”Anıt mezar”
Selcan TAŞÇI
Çorum Valisi, Belediye Başkanı, şehrin AK Partili Milletvekili, aynı zamanda TRT Yönetim Kurulu Üyesi de olan Hitit Üniversitesi Rektörü ve Atıf-Der Başkanı, “vatana ihanet suçu”ndan idam edilen İskilipli Atıf’ı andı; “anıt mezar”ında!
Hayatın olağan akışına bu kadar aykırı cümle olur mu?
Türkiye Cumhuriyeti’nin Valisi, Türkiye Cumhuriyeti’ne ihanet içinde olduğuna hükmedilmiş bir “hain”i nasıl anabilir; aklen nasıl? Mantıken nasıl? Vicdanen nasıl? İdari ve hukuki olarak nasıl?
İskilipli Atıf’ın, “devlet” nezdinde “hain”liğini sonlandıran bir karar, hüküm, kanun var da biz mi bilmiyoruz?
İskilipli Atıf’ın “teknik” olarak Şeyh Sait’ten ne farkı var? Seyit Rıza’dan ne farkı var?
Hatta…
“Devlete karşı işlediği suçlar”, teşvik ettiği isyanlar bakımından İmralı’daki caniden ne farkı var?
Kellesine göz koyduğu vatanperver subaylar bakımından, Pensilvanya’daki FETÖ ele başından ne farkı var?
Cumhuriyet Devleti’ni temsil makamındakiler, Türkiye Cumhuriyeti’nin, “resmî olarak” kendi varlığı için “tehdit” olarak tescillediği bir hainin, isyankârın yahut teröristin “rahmetle” anılıp anılamayacağına, -tarihî belge ve hükümleri görmezden gelerek- yalnız ve sadece ideolojilerine yahut inançlarına göre karar verme hak/yetkisine sahip midirler?
Cumhuriyet mahkemelerinin kararları, kişiler yahut iktidarların inançları, ideolojileri, siyasi aidiyetleri, öfkeleri vesair doğrultusunda “yok sayılabilir” mi? Bunun “yol olması” durumunda olabilecekleri tahayyül edebiliyor musunuz?
Bu “emsal”den yola çıkarak, yarın bir Diyarbakır Valisi de, tutar da Şeyh Sait’i anmaya kalkarsa neler olur?
Ölümlü dünya; bugün olmazsa yarın… Bir Erzurum Valisi de çıkıp, “vatanında bir mezar taşı bile çok görüldü” filan diyerek Fetullah Gülen’i anmaya kalkarsa neler olur?..
Olur mu!
“Devlet”, üzerinde inşa edildiği ilkeler, kurallar, kanunlarla vardır.

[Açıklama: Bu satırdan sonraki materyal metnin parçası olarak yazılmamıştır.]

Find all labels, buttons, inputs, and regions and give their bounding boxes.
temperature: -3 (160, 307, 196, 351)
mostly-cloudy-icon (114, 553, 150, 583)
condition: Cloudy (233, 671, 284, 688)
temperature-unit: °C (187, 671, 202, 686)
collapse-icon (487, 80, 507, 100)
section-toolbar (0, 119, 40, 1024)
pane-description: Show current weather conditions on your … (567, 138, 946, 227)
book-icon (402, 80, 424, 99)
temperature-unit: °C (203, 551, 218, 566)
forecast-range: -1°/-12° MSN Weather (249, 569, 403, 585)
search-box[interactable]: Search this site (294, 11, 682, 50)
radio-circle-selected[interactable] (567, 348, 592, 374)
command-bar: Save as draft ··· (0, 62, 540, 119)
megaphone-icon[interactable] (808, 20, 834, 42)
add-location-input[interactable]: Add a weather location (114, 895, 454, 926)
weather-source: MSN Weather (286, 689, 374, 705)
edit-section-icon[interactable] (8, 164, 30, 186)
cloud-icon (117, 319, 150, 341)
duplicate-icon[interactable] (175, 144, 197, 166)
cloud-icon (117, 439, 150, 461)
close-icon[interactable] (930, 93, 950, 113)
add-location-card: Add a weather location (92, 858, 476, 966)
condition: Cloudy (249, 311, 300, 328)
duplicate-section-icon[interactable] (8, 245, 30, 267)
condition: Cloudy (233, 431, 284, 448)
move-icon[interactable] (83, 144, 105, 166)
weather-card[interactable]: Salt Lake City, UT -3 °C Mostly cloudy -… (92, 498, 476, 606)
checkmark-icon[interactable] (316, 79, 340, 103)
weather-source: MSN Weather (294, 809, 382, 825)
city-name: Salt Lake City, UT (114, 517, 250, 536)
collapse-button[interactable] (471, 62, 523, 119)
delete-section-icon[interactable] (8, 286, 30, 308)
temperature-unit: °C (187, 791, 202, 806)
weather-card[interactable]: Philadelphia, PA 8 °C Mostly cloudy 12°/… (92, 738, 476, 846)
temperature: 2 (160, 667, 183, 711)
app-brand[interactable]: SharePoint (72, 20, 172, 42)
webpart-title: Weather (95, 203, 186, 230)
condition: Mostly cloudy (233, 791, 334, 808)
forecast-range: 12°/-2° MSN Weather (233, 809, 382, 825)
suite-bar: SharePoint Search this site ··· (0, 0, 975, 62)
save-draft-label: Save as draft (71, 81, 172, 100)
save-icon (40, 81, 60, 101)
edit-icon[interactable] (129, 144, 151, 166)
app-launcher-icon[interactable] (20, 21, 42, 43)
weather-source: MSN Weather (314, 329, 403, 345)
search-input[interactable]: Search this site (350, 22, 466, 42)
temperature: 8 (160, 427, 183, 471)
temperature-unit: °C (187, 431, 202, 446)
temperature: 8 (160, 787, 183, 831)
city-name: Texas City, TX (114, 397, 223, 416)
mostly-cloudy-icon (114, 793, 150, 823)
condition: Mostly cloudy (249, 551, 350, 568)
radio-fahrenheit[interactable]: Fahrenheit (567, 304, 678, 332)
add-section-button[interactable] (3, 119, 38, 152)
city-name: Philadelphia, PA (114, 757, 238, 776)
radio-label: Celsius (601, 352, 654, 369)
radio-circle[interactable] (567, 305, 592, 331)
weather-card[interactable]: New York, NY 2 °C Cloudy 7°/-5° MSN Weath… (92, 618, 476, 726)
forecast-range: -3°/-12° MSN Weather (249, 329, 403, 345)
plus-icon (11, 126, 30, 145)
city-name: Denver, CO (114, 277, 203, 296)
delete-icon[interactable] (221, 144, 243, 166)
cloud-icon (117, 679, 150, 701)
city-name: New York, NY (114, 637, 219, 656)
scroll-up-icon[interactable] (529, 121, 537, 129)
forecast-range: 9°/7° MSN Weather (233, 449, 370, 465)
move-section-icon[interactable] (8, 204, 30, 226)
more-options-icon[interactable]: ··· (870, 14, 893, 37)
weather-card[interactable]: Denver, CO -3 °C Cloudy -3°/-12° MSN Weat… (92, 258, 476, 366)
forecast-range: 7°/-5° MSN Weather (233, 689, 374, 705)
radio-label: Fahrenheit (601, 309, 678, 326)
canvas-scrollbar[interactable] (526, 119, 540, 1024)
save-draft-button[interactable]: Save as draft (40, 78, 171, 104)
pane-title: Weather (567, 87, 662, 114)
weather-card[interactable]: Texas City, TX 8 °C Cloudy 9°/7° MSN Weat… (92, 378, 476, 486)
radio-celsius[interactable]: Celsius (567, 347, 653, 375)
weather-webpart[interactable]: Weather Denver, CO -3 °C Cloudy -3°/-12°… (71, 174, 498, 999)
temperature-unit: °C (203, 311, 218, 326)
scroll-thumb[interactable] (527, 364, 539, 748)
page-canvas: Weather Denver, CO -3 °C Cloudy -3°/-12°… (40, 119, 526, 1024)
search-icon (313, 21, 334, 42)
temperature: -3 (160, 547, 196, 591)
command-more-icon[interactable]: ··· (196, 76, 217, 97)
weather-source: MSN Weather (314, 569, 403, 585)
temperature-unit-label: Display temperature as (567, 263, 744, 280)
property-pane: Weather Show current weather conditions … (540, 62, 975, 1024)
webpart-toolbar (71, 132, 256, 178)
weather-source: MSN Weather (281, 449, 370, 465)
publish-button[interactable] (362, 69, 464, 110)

Türkiye Cumhuriyeti’nde, Türkiye Cumhuriyeti’ne karşı faaliyetlerinden dolayı bir “hain” olarak idam edilmiş, bu devletin kuruluşuyla taçlanan millî mücadeleye karşıtlığı aşikâr biri adına, nasıl “anıt mezar” inşa edilir?
Bunun izni neye dayanarak verilir, verilebilir?
Devleti siyaseten ve idareten yönetenler, “Rahmetle andık” diyorlar İskilipli için; “resmî twitter hesaplarından” paylaştıkları mesajlarında;
“Devlet”in parçası olan herhangi birinin “Mustafa Kemal eşkıyadır ve öldürülmesi farzdır” diyen biri için rahmet isteme hakkı var mıdır? Olabilir mi? Nasıl olabilir?
İskilipli Atıf ve türdeşleri konusunda, işin esasına yani tarihî gerçeklere dayalı bir toplumsal uzlaşı oluşturabilmek ne kadar önemliyse, bu tip faaliyetlerle esnetilen usul üzerinde durmak da o kadar önemli.
İskilip Atıf hakkında açılmış bir iade-i itibar davası var mıdır?
Varsa sonuçlanmış mıdır?
Hukuken iade-i itibarı verilmediği sürece İskilipli “devlet” için resmen hain ise onu “kahramanlaştırmak”, bütün tarihî, ideolojik tartışmaların ötesinde “suç” da değil midir?
Cumhuriyet rejimince “suçu” sabit görülmüş bir “suçlu”yu överek asıl Fatiha kimin ve neyin “anıt mezarı” başında okunmuş oluyor acaba?